Domestic laws are often insufficient as technology is borderless. Protecting personal data and fighting cybercrime requires international coordination. Policymakers need to work with technology experts to stay up to date with the latest developments, as well as to ensure that regulation does not stifle innovation. MSIs can be useful in both instances, promoting best practices and cooperation across borders. They also represent a modern and progressive approach that recognises that governments do not have all the answers; and elevate the position of other key actors involved in these issues. Indeed, given the complexity of Internet governance and the role of non-state actors, such as multinational technology firms, it is a worthy path to pursue.

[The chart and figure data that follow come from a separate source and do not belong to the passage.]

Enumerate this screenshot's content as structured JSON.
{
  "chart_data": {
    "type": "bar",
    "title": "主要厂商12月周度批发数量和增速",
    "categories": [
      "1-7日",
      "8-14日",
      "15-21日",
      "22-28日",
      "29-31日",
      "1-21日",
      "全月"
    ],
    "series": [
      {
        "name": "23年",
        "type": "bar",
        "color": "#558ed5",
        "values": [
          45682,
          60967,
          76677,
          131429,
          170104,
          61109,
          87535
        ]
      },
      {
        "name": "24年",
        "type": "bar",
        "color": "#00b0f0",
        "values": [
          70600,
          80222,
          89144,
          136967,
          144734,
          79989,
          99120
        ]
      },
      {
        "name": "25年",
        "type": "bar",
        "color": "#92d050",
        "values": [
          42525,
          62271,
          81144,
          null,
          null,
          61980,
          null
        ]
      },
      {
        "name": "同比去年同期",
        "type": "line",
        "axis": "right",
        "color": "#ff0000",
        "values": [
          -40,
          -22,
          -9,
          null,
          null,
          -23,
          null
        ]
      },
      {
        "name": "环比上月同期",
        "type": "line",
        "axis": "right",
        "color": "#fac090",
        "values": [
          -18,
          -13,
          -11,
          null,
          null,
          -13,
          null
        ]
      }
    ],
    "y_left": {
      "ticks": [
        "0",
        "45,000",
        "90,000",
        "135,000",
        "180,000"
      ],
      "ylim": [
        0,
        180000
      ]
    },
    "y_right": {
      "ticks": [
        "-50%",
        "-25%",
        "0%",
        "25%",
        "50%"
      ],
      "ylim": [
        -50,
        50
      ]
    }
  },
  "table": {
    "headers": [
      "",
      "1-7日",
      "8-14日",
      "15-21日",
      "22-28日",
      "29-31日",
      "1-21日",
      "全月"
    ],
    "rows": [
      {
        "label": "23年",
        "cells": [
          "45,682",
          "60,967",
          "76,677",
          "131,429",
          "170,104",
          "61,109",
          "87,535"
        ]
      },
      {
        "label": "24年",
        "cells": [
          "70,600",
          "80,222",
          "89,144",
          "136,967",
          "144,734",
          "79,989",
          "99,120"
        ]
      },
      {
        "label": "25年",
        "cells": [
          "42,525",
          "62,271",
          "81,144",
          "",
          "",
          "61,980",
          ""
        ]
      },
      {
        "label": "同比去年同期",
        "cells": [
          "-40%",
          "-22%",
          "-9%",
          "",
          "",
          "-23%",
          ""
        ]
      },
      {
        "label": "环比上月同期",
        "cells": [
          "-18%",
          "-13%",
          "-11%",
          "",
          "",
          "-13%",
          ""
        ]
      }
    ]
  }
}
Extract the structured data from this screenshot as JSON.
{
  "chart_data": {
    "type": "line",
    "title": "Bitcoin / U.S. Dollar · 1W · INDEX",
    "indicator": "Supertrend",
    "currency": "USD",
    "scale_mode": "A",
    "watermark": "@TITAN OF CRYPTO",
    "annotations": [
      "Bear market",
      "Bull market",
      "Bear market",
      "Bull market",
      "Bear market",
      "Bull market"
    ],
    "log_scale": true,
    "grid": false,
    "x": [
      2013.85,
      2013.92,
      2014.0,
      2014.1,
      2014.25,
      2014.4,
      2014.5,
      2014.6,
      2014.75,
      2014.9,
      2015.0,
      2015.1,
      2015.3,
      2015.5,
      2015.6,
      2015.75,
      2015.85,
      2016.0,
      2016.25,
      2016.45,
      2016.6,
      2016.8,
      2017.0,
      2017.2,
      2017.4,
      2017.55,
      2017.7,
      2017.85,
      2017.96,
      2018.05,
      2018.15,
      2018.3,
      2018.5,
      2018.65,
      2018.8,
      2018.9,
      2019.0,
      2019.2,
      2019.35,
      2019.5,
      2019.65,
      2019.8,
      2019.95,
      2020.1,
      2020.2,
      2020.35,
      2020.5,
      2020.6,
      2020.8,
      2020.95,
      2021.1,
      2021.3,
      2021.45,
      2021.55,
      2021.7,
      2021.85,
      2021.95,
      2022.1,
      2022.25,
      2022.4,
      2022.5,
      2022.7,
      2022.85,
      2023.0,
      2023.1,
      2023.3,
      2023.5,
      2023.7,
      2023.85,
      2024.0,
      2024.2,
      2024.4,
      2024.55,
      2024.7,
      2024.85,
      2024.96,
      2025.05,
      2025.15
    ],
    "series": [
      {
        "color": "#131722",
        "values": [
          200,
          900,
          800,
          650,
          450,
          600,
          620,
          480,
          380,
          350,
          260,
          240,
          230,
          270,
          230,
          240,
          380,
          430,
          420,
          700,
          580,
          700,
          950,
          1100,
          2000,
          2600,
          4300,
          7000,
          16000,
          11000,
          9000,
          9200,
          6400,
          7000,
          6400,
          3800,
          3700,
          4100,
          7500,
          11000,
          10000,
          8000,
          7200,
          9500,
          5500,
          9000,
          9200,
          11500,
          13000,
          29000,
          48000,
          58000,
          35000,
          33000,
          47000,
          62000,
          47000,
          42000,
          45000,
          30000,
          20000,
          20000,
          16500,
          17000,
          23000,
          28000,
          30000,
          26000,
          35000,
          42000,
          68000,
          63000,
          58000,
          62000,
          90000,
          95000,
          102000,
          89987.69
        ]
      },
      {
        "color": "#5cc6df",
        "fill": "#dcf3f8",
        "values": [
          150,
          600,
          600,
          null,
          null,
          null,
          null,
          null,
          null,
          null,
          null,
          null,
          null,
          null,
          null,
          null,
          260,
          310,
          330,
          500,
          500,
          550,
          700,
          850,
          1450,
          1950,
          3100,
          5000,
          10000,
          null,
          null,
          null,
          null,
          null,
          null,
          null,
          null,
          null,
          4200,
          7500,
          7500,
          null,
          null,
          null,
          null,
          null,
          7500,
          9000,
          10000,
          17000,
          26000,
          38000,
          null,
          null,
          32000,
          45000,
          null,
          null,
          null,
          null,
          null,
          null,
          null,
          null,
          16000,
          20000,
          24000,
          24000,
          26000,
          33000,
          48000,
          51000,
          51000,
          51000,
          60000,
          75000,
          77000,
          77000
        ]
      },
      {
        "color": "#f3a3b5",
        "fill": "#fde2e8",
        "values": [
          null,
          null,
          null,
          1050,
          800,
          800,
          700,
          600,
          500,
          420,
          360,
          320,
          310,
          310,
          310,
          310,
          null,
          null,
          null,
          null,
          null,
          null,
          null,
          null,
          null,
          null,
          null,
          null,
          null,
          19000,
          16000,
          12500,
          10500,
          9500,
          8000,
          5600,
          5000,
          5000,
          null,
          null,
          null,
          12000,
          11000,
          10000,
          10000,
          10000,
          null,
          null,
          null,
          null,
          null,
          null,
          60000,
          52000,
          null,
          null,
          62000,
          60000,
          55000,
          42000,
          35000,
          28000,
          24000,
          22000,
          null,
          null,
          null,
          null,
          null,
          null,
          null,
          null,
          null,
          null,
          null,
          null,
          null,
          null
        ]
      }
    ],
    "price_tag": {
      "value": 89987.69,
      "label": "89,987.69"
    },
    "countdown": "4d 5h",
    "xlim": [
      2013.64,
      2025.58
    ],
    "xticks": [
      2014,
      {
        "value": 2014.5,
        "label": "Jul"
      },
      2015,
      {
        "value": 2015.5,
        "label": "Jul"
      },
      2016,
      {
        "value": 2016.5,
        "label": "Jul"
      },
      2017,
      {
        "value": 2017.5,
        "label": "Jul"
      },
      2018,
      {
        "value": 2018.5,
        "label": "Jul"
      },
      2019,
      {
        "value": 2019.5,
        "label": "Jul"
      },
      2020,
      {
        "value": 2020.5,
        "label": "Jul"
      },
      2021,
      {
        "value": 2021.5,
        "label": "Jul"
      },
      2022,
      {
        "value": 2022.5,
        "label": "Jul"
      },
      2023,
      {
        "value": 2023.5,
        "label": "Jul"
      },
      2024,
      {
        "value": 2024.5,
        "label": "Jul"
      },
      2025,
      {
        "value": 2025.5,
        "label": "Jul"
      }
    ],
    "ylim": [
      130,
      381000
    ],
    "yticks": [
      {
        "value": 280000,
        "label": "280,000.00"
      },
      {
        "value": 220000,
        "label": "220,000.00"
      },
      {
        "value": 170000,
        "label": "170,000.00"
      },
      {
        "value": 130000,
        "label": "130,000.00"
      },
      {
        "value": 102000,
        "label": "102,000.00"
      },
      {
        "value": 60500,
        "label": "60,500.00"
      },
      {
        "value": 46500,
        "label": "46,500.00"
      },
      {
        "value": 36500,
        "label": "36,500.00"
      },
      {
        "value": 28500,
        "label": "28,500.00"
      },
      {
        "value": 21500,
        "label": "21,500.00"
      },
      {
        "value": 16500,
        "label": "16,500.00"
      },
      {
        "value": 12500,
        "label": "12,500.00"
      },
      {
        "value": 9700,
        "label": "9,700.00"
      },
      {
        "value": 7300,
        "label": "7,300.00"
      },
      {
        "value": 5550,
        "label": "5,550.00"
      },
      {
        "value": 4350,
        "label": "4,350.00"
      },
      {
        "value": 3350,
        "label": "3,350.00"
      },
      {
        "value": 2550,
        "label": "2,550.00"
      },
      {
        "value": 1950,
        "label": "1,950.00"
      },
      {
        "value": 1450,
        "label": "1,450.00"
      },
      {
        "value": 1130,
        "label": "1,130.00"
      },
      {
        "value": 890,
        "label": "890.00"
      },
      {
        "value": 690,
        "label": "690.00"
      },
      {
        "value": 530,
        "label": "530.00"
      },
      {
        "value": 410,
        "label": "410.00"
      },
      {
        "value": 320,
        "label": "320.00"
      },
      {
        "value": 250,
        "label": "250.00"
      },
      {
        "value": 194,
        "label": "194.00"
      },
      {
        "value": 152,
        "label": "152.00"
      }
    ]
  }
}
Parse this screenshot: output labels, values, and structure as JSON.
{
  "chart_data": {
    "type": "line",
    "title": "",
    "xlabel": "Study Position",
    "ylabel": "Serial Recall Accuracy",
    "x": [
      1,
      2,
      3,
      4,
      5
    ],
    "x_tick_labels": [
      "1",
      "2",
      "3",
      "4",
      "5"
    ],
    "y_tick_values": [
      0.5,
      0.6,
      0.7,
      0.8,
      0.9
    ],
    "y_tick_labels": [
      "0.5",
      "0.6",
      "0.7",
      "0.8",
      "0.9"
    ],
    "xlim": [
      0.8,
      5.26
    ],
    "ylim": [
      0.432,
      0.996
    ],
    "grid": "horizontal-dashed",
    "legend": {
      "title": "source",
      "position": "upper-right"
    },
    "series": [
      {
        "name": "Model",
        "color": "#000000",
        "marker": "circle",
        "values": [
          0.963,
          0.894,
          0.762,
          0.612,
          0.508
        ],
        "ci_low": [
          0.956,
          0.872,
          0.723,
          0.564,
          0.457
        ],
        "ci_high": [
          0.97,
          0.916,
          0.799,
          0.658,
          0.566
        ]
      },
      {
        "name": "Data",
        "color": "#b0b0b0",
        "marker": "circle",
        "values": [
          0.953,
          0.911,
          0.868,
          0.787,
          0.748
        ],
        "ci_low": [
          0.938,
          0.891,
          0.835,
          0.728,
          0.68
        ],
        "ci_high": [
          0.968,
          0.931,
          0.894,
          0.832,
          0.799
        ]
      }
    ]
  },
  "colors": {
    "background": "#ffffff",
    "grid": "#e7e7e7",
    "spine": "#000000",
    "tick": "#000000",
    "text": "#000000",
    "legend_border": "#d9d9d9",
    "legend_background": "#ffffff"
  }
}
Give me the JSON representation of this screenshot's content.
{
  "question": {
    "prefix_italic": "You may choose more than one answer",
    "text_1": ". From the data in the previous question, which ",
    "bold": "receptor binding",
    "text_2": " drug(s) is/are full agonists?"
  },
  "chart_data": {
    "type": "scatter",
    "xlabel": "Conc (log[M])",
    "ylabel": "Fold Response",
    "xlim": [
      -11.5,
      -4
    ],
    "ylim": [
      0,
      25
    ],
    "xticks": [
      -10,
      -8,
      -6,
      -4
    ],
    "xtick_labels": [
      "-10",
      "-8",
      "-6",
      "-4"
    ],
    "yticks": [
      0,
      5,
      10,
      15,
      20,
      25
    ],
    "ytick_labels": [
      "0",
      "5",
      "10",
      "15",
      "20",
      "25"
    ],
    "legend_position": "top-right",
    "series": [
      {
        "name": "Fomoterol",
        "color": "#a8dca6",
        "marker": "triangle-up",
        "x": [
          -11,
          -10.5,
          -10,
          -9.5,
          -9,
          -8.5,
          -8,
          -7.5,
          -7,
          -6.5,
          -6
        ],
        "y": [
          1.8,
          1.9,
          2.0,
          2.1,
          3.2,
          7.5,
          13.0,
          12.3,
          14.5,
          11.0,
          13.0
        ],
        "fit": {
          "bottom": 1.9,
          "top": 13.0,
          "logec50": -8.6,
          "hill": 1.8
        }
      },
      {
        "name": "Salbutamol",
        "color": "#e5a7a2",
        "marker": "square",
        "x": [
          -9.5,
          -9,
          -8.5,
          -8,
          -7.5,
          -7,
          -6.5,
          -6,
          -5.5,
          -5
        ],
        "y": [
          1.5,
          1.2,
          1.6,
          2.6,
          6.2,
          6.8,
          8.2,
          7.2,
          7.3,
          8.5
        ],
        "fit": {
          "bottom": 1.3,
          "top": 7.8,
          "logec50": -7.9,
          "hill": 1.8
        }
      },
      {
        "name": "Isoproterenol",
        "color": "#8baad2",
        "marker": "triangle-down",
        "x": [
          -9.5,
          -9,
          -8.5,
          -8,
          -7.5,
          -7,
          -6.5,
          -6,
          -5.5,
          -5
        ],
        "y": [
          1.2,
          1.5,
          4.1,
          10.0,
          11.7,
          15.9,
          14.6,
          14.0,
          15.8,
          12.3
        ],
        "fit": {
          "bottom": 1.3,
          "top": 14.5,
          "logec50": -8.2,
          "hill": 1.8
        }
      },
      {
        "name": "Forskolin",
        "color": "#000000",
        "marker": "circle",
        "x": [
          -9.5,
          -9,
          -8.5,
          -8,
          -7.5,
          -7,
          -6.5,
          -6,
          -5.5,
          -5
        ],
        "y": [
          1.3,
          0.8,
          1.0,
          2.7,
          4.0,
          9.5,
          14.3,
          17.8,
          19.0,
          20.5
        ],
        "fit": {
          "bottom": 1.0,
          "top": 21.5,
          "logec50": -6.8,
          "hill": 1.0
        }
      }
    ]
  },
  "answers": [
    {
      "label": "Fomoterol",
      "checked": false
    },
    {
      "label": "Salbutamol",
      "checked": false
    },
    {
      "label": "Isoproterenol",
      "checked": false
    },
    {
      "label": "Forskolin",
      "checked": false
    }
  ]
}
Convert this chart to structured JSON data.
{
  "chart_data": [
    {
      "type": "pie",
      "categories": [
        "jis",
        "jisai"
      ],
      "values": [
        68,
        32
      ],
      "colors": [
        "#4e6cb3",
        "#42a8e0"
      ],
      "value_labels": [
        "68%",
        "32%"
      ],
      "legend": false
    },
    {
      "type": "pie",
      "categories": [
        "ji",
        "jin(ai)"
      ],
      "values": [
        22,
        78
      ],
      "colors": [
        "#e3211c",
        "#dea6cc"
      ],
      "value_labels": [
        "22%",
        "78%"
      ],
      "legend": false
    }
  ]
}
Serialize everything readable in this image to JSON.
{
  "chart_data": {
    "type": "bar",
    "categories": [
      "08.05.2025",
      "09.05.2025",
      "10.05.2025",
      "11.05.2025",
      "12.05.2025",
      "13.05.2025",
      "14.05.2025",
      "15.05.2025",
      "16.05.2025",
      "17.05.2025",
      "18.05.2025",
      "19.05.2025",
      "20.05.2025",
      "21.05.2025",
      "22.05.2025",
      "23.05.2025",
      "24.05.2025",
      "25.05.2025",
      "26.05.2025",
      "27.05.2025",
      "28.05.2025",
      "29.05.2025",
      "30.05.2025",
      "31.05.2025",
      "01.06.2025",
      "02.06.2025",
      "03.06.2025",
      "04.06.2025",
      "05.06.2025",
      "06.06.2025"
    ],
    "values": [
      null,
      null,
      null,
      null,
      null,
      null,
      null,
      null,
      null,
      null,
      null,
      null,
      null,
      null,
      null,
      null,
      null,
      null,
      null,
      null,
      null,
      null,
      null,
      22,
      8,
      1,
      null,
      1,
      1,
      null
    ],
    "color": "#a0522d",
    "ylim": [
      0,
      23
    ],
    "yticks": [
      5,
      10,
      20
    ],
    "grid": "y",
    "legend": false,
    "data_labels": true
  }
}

One AU member, Mauritius, is already setting a good example of implementing a holistic cyber strategy. It was the first African state to become a party to the Budapest Convention on Cybercrime in 2014, the second non-European state to ratify of Europe’s Convention for the Protection of Individuals with Regard to Automatic Processing of Personal Data, and it ratified the AU Convention on Cybersecurity and Personal Data Protection in 2018. Subsequently, Mauritius adopted comprehensive data protection laws, a national cyber policy, data privacy regulators and established a central authority to champion these processes. The country ranked among the top three in Africa in the 2018 ITU Global Security Index, achieving first place in the technical, organisational and capacity-building pillars.
Although the AU should be commended for establishing a continental convention on data privacy and cybersecurity, it needs to do more to encourage member states to establish legislation at the domestic level to protect citizens while operating within the confines of the rule of law and respecting human rights. It has previously cooperated with the Council of Europe and the Internet Society on cyber policies and should continue to do so in the future, while also bringing other actors on board.
Maintaining a balance between protecting citizens from cybercrime and maintaining their Internet freedoms is indisputably difficult and further complicated by the fact that technology tends to be years ahead of policy. A multi-stakeholder approach that specifically includes technology firms alongside civil society, business and policymakers may be one of the important ways to move forward in addressing these challenges.